As legend has it, Ellis, an iconoclast like Snider, pitched a gem under the unforeseen power of LSD for the Pittsburgh Pirates against the home team San Diego Padres on June 12, 1970. The game's box score will show halos, as in zeros, under the hit column for the Padres - no swatted balls for them went for singles, doubles, triples or big flys. Better baseball through chemistry? Barry Bonds, Roger Clemens and Alex Rodriguez - modern ball players, alleged steroid users all - have nothing on the quirkily outspoken Ellis, the rare athlete who was a counter-culture crossover hero.
Dock Ellis didn't think he was pitching that day back in 1970/ When he and his wife took a trip to the park a little bit differently . The idea for Snider's song came to him while he was backstage at a jam-band hippie-style festival. One of the performers intended to play his show with the help of hallucinogens, which got Snider to thinking: "What if other people did that before they had to work?" Snider, a baseball fan, did a little bit of research - "I pulled up the box score, I got my innings right" - but mostly "it just sort of fell out," he says from his Nashville home.

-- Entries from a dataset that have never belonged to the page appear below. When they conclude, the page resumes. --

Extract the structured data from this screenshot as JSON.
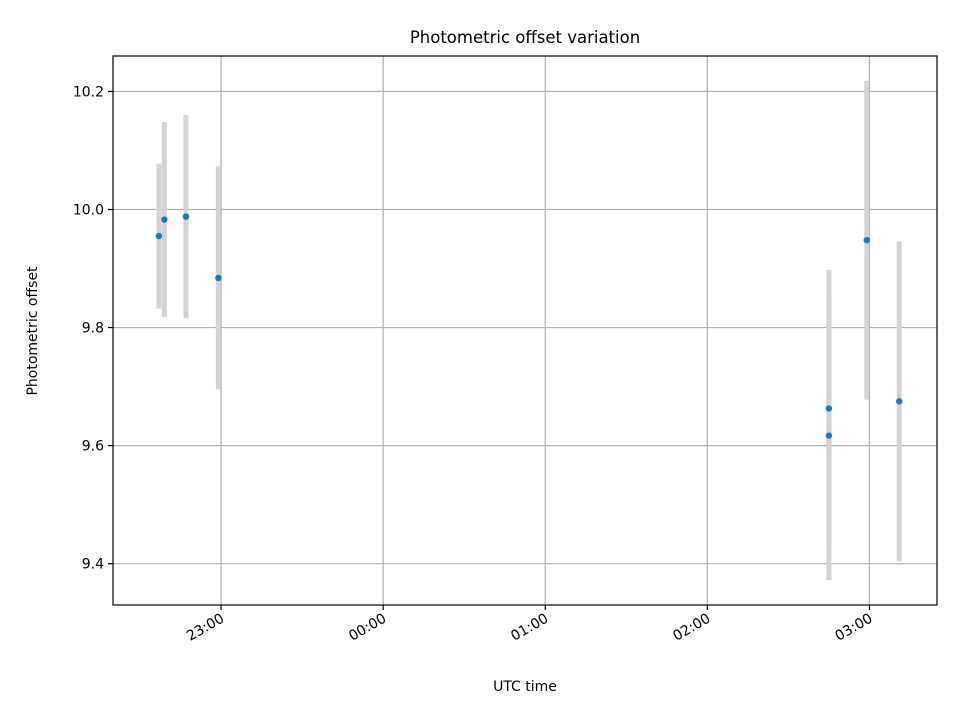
{
  "chart_data": {
    "type": "scatter",
    "title": "Photometric offset variation",
    "xlabel": "UTC time",
    "ylabel": "Photometric offset",
    "xlim": [
      "22:20",
      "03:25"
    ],
    "ylim": [
      9.33,
      10.26
    ],
    "grid": true,
    "x_ticks": [
      "23:00",
      "00:00",
      "01:00",
      "02:00",
      "03:00"
    ],
    "y_ticks": [
      "9.4",
      "9.6",
      "9.8",
      "10.0",
      "10.2"
    ],
    "point_color": "#1f77b4",
    "errorbar_color": "#d3d3d3",
    "points": [
      {
        "x": "22:37",
        "y": 9.955,
        "ylow": 9.832,
        "yhigh": 10.078
      },
      {
        "x": "22:39",
        "y": 9.983,
        "ylow": 9.818,
        "yhigh": 10.148
      },
      {
        "x": "22:47",
        "y": 9.988,
        "ylow": 9.816,
        "yhigh": 10.16
      },
      {
        "x": "22:59",
        "y": 9.884,
        "ylow": 9.695,
        "yhigh": 10.073
      },
      {
        "x": "02:45",
        "y": 9.663,
        "ylow": 9.428,
        "yhigh": 9.898
      },
      {
        "x": "02:45",
        "y": 9.617,
        "ylow": 9.372,
        "yhigh": 9.862
      },
      {
        "x": "02:59",
        "y": 9.948,
        "ylow": 9.678,
        "yhigh": 10.218
      },
      {
        "x": "03:11",
        "y": 9.675,
        "ylow": 9.404,
        "yhigh": 9.946
      }
    ]
  }
}
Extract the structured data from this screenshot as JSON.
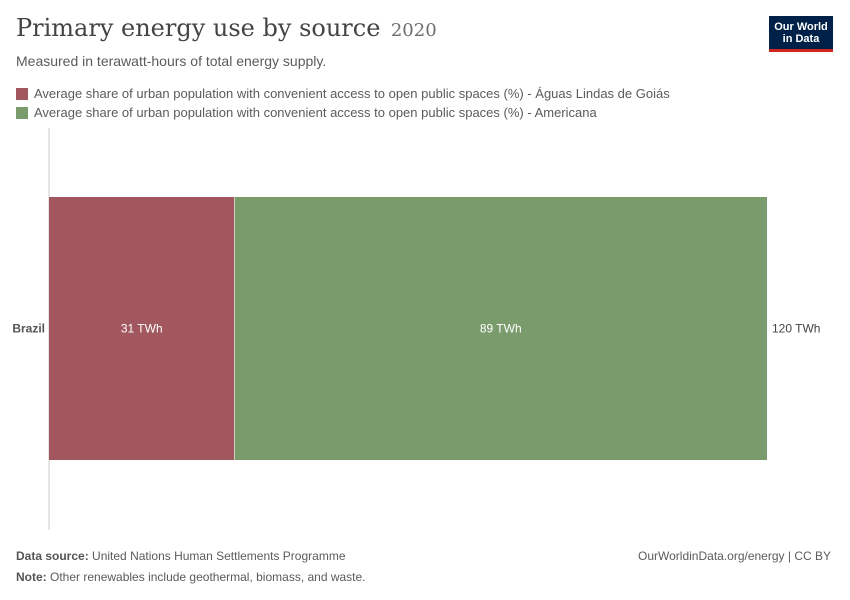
{
  "header": {
    "title": "Primary energy use by source",
    "year": "2020",
    "subtitle": "Measured in terawatt-hours of total energy supply.",
    "logo_line1": "Our World",
    "logo_line2": "in Data"
  },
  "footer": {
    "source_label": "Data source:",
    "source_text": "United Nations Human Settlements Programme",
    "note_label": "Note:",
    "note_text": "Other renewables include geothermal, biomass, and waste.",
    "credit": "OurWorldinData.org/energy | CC BY"
  },
  "chart_data": {
    "type": "bar",
    "orientation": "horizontal",
    "stacked": true,
    "categories": [
      "Brazil"
    ],
    "series": [
      {
        "name": "Average share of urban population with convenient access to open public spaces (%) - Águas Lindas de Goiás",
        "values": [
          31
        ],
        "labels": [
          "31 TWh"
        ],
        "color": "#a2575e"
      },
      {
        "name": "Average share of urban population with convenient access to open public spaces (%) - Americana",
        "values": [
          89
        ],
        "labels": [
          "89 TWh"
        ],
        "color": "#7a9b6c"
      }
    ],
    "totals": [
      "120 TWh"
    ],
    "xlim": [
      0,
      120
    ],
    "legend": "top-left",
    "grid": false
  }
}
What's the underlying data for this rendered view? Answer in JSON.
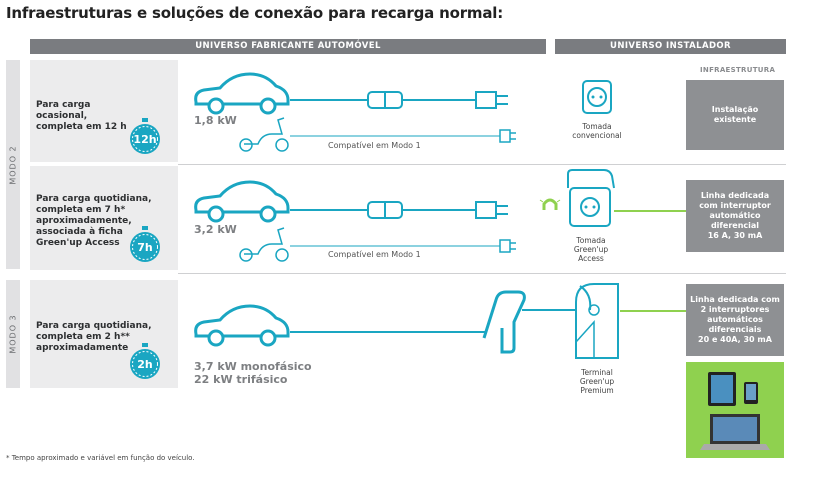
{
  "title": "Infraestruturas e soluções de conexão para recarga normal:",
  "headers": {
    "left": "UNIVERSO FABRICANTE AUTOMÓVEL",
    "right": "UNIVERSO INSTALADOR",
    "infra": "INFRAESTRUTURA"
  },
  "modes": {
    "mode2": "MODO 2",
    "mode3": "MODO 3"
  },
  "rows": [
    {
      "label": [
        "Para carga",
        "ocasional,",
        "completa em 12 h"
      ],
      "timer": "12h",
      "power": "1,8 kW",
      "compat": "Compatível em Modo 1",
      "outlet": [
        "Tomada",
        "convencional"
      ],
      "infra": [
        "Instalação",
        "existente"
      ]
    },
    {
      "label": [
        "Para carga quotidiana,",
        "completa em 7 h*",
        "aproximadamente,",
        "associada à ficha",
        "Green'up Access"
      ],
      "timer": "7h",
      "power": "3,2 kW",
      "compat": "Compatível em Modo 1",
      "outlet": [
        "Tomada",
        "Green'up",
        "Access"
      ],
      "infra": [
        "Linha dedicada",
        "com interruptor",
        "automático",
        "diferencial",
        "16 A, 30 mA"
      ]
    },
    {
      "label": [
        "Para carga quotidiana,",
        "completa em 2 h**",
        "aproximadamente"
      ],
      "timer": "2h",
      "power": [
        "3,7 kW monofásico",
        "22 kW trifásico"
      ],
      "outlet": [
        "Terminal",
        "Green'up",
        "Premium"
      ],
      "infra": [
        "Linha dedicada com",
        "2 interruptores",
        "automáticos",
        "diferenciais",
        "20 e 40A, 30 mA"
      ]
    }
  ],
  "footnote": "* Tempo aproximado e variável em função do veículo.",
  "colors": {
    "teal": "#1aa6c2",
    "green": "#8fd14f",
    "grey": "#8e9093",
    "header": "#7a7c80"
  }
}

America's Favorite Pastime isn't the first song about Ellis's nutty no-no (San Francisco indie-rocker Barbara Manning, with her baseball-referencing band S.F. Seals, wrote one, as did singer-songwriter Chuck Brodsky), but Snider's ball-diamond ditty is more than just a recap. The chorus - "You can't judge a book" - has to do with the snap evaluations people make on the drug-taking youth of the world. "I never understood that," says Snider, not always clean and sober himself, "so I'm sticking up for all those 20-year-olds who get [messed]up at festivals."
By the time he mowed the last man down, he was high as he'd ever been/ Laughing to the sound of the world going around, completely unaware of the wind . Since his acclaimed debut Songs for the Daily Planet in 1994, Snider has been something of a long-haired Will Rogers - a plain-spoken philosopher, a drinking companion, a wry social commentator, a common man's champion. He sees Ellis, a reformed alcoholic who died late last year of cirrhosis of the liver, as an "ill-prepared type of person." Does he see LCD as a performance enhancing drug? "Well, Dock Ellis did just fine."
(In his account of the game, the maverick pitcher himself later could only remember euphoria and pieces of the game, recalling that "sometimes the ball was small and sometimes it was large, and that sometimes I saw the catcher, sometimes I didn't.")
Ellis worked with future U.S. poet laureate Donald Hall on a book, Dock Ellis in the Country of Baseball , published in 1976. In it, Hall wrote, "In the country of baseball, the magistrates are austere and plain-spoken. Many of its citizens are decent and law-abiding, obedient to their elders and the laws of the community. But there have always been others - the mavericks, the eccentrics, the citizens of independent mind. They thrive in the country of baseball."
Hall was speaking of Ellis, of former Montreal Expo Bill (Spaceman) Lee, of author-pitcher Jim Bouton, of Dick Allen and of outfielder Curt Flood, who took Major League Baseball to court for its labour policies. The irreverent Snider thrives, too. With his Dock Ellis song, he's hit another one out of the park.